DGS welcomes macroeconomics to the social studies course list

Beginning next semester, DGS will be holding a macroeconomics class for the first time. All students will be eligible to take the semester-long, Advanced Placement course as a social studies credit, or as an addition to their schedule.

Social studies teacher, Elaine Marinakos decided to take on the role of teaching the new course. In the past years, Marinakos had taught microeconomics to all students interested in the economy. Since picking up the class, she explains the difference between micro and macroeconomics.

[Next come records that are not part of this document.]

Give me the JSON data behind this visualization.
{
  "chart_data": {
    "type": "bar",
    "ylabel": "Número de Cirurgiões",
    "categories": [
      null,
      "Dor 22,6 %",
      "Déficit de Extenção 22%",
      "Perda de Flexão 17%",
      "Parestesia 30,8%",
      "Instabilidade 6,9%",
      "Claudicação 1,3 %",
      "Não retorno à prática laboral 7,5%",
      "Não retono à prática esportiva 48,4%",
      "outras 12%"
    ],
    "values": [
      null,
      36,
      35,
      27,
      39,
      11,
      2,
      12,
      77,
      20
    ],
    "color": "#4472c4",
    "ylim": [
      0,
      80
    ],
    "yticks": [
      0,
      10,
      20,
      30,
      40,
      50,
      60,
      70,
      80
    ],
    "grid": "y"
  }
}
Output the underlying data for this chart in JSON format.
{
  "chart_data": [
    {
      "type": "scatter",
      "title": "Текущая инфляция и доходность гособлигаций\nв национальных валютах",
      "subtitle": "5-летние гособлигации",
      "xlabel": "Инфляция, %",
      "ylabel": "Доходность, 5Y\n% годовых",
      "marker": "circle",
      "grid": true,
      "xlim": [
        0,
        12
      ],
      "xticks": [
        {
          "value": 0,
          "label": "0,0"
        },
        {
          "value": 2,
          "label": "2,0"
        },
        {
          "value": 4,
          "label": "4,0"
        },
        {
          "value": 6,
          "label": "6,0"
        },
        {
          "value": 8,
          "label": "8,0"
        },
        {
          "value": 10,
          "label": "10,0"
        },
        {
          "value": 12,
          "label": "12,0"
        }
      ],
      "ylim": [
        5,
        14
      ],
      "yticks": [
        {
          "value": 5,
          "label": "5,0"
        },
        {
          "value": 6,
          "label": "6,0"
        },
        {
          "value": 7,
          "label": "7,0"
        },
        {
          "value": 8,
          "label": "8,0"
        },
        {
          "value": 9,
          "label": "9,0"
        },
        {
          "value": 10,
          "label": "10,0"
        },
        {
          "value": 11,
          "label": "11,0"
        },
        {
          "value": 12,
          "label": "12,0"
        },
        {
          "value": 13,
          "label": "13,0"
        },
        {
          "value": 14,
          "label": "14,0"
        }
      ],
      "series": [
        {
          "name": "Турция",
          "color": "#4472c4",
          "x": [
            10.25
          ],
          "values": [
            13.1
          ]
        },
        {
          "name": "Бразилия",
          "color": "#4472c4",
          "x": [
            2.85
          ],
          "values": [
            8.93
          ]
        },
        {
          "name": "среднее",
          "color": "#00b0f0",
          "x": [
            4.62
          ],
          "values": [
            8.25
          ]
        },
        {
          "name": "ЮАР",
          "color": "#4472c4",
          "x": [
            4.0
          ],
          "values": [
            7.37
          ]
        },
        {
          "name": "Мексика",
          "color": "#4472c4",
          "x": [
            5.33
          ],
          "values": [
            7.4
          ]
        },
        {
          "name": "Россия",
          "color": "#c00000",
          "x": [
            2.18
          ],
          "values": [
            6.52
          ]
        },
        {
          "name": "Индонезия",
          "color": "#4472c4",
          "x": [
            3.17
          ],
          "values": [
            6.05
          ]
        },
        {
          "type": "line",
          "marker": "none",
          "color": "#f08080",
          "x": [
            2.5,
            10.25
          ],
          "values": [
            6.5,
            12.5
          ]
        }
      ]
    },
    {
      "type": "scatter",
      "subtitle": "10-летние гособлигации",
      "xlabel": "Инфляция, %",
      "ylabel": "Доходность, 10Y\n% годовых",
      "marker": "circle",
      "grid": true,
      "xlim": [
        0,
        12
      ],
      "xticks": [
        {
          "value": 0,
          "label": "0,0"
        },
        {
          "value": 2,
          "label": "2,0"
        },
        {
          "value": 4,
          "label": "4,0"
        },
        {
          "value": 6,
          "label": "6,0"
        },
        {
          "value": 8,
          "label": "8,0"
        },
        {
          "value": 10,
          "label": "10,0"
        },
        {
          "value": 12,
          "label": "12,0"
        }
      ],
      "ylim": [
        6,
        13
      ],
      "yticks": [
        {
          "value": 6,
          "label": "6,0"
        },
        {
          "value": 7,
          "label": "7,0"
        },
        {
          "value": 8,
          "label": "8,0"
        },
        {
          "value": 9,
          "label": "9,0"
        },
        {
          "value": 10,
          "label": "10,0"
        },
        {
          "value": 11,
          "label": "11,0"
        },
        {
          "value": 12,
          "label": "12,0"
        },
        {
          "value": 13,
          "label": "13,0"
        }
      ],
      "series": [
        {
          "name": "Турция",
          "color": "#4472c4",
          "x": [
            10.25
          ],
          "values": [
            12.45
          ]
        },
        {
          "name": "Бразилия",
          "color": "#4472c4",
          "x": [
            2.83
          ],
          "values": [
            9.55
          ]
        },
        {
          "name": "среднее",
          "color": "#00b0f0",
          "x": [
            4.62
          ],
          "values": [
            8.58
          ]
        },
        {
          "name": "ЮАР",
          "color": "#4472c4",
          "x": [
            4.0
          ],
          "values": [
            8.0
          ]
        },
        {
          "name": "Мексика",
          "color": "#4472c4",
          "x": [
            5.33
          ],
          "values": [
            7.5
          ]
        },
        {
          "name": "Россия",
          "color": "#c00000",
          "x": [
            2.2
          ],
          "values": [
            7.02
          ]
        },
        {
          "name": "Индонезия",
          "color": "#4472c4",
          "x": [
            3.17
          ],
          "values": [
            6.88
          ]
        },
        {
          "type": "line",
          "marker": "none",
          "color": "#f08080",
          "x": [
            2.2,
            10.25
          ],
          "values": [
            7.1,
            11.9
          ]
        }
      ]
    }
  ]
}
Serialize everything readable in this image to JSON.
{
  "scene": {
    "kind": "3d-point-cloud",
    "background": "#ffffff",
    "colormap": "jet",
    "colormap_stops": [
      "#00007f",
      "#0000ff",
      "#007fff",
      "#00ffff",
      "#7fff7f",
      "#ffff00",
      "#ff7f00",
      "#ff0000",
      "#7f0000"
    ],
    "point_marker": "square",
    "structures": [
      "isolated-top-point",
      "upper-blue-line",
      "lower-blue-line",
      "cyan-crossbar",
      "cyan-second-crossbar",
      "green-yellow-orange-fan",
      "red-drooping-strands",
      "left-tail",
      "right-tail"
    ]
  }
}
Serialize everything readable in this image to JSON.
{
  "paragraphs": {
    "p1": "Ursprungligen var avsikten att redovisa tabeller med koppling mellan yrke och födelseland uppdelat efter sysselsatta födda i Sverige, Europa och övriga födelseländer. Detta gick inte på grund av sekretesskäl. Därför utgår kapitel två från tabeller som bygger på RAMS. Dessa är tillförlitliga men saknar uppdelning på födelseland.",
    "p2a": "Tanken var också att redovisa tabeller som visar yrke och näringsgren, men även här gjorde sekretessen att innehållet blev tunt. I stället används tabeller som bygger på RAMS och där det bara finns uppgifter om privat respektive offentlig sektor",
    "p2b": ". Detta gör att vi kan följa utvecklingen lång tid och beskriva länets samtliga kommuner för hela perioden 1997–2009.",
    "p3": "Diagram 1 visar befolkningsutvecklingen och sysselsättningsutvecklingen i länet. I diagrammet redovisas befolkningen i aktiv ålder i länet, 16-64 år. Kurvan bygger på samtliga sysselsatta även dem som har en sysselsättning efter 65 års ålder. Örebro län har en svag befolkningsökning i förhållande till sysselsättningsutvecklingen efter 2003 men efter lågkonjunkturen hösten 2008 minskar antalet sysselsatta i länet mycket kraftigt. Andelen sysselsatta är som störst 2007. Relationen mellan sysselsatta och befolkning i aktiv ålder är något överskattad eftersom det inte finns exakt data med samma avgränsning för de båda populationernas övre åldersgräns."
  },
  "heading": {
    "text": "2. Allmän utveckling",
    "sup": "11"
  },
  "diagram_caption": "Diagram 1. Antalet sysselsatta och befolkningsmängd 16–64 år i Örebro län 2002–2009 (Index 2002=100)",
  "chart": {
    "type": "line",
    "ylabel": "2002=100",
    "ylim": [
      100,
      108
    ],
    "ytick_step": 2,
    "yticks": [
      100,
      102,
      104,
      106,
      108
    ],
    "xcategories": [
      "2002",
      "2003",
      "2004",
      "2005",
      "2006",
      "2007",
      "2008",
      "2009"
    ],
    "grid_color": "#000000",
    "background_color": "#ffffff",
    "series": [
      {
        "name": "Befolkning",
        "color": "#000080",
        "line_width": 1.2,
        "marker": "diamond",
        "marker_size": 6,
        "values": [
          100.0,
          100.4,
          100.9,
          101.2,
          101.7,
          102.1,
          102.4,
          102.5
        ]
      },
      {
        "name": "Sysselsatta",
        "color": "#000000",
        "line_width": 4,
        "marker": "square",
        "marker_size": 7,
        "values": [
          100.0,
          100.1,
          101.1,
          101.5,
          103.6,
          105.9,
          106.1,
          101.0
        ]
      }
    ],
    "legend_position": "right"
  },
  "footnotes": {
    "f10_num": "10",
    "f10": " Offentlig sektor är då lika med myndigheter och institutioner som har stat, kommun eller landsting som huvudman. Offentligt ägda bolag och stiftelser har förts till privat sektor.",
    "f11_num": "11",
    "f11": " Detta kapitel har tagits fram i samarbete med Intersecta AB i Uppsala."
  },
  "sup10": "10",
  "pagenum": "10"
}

“Micro is how consumers and producers interact; Macro is the overall arching economic policy. So it’s the bigger version of what goes on in the economy and how the government and economy are intertwined,” Marinakos said.

Since the course is Advanced Placement, a teacher recommendation is required for signing up for the class. Students who are interested in how the economy works are always a good fit for the course. Marinakos recommends taking microeconomics first, to learn about individual economics, before diving into world economics.

“I always advise students to take microeconomics first, even though it’s not a prerequisite. It’s more specific, but then they can branch out with macro,” Marinakos said.

Even though this semester-long course is Advanced Placement, Marinakos emphasizes that the majority of the work takes place in the classroom, leaving them with minimal homework.

“In terms of workload, I would say there’s about an hour to an hour and a half of homework a week. So it’s not a huge, heavy homework class,” Marinakos said.

As microeconomics looks at individual economic choices, the new course at DGS introduces students to how the economy works at a global scale. Marinakos explains that even though her main goal is to have students pass the Advanced Placement exam, she also wants her students to gain a sense of understanding of the economy.

“My personal goal is to have [students] look at the world through an economic lens. Everything we do comes down to cost benefit analysis; we’re always trying to balance our scarce resources with what we can do with those scarce resources,” Marinakos said.

Any student interested in taking macroeconomics can talk with their social studies teacher or counselor about picking up the course.